Of course, Annie knew well enough that Betty would have tired of real Girl Scout camp the minute she wanted a hot bath and there was only a cold shower to be had, that Miranda would exclaim over the unspoiled nature of the cottage until the first hot night without air-conditioning. But Annie said nothing. She knew better than to confront her mother and sister when they were waxing poetic together. It would be like stepping into a dog fight. One had to wait, patient and quiet, until they wore themselves out.
Annie sometimes reflected that all those poor publishers who thought Miranda was bluffing or bullying had never understood Miranda's secret, which was supreme innocence. She was a good-looking woman: her face animated; her eyes, tapering at both ends, womanly and remote; and she had a slow, curling half-smile that people around her experienced as a moment of recognition, as if they'd been lavishly but secretly praised. When all was said and done, however, Miranda's greatest strength was a sublime ignorance that things could go other than she, in her benevolent excitement, had imagined them. She didn't worry about what the world thought of her or her tantrums, for the world existed only as imagined by her, and Miranda believed in her imagination the way others believed in God or capitalism: it was a force, and it was a force for good.

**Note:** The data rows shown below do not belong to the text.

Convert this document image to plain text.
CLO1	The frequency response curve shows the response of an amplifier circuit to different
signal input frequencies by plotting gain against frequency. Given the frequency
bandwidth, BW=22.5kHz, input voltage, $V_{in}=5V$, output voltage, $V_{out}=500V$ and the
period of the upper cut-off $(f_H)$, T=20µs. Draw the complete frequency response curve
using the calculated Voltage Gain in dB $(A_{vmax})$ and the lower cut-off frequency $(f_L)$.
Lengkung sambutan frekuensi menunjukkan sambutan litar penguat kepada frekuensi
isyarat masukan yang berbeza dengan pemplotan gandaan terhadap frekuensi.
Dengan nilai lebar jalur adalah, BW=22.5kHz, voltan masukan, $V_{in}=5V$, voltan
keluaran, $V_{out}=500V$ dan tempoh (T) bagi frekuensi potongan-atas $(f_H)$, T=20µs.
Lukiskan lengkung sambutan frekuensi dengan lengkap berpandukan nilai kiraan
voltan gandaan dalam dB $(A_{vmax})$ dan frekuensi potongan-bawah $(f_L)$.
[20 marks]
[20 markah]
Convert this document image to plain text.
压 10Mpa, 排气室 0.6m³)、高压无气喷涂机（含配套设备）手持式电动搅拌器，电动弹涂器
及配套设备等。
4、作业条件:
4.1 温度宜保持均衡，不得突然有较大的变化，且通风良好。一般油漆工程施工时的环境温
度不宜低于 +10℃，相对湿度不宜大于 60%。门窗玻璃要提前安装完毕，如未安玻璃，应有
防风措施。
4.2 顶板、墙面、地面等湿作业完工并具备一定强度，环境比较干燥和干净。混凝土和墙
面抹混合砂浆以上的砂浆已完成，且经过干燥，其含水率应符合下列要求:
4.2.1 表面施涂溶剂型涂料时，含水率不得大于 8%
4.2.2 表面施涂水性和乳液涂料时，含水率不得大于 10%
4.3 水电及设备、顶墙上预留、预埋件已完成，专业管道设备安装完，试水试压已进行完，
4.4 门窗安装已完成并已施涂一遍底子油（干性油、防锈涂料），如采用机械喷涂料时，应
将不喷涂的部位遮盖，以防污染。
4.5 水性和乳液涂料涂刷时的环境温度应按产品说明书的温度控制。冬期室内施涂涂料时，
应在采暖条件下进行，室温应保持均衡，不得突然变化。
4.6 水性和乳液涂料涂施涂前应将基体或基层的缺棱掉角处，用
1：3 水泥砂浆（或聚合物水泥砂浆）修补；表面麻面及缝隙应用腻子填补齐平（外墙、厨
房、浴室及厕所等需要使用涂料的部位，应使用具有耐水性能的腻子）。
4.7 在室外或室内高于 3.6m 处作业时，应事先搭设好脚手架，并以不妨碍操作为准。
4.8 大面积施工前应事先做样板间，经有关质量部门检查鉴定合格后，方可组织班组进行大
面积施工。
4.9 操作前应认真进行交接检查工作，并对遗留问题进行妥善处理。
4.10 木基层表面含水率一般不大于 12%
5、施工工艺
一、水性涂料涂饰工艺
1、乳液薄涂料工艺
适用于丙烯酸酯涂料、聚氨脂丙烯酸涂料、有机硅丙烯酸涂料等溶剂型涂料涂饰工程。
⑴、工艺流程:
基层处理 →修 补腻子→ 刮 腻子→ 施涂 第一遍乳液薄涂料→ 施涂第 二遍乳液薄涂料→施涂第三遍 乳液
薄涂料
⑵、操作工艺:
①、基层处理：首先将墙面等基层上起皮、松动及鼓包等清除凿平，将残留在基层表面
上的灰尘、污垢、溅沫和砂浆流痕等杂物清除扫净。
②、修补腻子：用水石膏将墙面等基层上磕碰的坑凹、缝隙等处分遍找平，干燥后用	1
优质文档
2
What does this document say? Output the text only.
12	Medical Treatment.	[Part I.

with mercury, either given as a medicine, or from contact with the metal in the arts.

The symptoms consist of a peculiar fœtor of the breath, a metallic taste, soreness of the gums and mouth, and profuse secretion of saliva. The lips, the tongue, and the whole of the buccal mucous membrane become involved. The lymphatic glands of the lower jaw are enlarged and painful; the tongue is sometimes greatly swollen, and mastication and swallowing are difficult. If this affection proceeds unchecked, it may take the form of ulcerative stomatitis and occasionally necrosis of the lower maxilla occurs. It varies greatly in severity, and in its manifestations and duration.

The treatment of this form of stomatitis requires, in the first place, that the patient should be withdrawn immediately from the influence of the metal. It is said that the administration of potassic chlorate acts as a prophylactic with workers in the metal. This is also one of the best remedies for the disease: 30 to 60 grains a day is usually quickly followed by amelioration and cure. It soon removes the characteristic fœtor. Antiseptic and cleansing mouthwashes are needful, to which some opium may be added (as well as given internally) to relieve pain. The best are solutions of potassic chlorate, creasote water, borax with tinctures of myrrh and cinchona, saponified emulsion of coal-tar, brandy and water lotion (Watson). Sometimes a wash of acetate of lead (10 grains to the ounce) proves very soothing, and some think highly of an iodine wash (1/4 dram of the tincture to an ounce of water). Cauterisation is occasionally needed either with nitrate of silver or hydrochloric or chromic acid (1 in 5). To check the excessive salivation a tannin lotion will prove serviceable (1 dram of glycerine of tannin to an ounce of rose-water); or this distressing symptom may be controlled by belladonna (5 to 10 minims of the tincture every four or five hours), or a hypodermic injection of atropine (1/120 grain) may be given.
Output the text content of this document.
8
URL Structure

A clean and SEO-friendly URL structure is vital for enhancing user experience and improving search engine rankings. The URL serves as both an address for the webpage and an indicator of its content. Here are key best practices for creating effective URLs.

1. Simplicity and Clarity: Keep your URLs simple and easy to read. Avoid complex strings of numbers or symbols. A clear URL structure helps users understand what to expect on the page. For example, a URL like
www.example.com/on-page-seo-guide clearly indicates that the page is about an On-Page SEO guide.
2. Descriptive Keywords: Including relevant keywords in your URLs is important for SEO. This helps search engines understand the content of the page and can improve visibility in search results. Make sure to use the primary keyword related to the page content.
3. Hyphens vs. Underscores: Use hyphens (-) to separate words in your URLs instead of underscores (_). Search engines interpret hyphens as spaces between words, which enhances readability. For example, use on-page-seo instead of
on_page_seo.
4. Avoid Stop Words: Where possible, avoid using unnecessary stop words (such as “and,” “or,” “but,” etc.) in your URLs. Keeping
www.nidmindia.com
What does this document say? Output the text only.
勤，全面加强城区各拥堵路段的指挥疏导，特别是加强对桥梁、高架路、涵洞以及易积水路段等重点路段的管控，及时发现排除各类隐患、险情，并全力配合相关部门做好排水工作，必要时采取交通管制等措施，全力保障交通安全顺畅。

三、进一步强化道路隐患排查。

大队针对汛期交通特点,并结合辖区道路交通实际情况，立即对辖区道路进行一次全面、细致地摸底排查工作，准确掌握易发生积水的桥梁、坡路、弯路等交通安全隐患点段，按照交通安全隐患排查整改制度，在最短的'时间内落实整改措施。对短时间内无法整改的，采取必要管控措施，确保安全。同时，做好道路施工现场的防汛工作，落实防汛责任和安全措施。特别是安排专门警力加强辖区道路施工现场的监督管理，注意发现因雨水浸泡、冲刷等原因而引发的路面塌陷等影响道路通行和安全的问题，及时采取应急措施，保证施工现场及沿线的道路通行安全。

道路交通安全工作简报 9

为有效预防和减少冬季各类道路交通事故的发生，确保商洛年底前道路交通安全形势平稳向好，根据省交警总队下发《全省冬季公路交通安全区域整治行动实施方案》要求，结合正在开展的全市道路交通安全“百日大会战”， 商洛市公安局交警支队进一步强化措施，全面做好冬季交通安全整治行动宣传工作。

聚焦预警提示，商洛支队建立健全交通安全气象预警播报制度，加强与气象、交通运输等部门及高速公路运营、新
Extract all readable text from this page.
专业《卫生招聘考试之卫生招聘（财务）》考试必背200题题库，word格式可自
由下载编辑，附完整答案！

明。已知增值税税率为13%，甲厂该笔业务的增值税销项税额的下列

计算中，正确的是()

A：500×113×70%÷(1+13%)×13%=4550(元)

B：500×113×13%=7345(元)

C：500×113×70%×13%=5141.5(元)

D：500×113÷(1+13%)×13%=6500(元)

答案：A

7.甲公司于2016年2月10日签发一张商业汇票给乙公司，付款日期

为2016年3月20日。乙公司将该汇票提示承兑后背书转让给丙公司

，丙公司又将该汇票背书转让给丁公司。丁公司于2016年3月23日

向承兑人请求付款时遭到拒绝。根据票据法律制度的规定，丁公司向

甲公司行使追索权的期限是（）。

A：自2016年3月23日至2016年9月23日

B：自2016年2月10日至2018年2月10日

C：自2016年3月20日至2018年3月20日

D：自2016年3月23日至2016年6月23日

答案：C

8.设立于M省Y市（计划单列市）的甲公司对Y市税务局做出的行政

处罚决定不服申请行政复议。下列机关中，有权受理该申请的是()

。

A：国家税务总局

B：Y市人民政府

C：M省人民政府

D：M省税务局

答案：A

Annie, who was acutely aware of how the world viewed her, or at least of how she worried that the world viewed her, often watched her younger sister with wonder. Miranda was so unselfconscious that the older sister was deprived of even the bitter satisfaction of envy. In fact, Annie had always been proud of both her sister's beauty and her guileless, autocratic power.
On the other hand, Annie could not help but notice that her sister was extremely self-involved, and over the years, watching Miranda go through one disastrous love affair after another, she began to suspect that Miranda's preoccupation with herself was a kind of protection. Everywhere Miranda looked, she saw the world she insisted upon. This was her great tautological strength. It had fascinated and frustrated Annie since childhood. How could you ever win an argument with such a sister? How?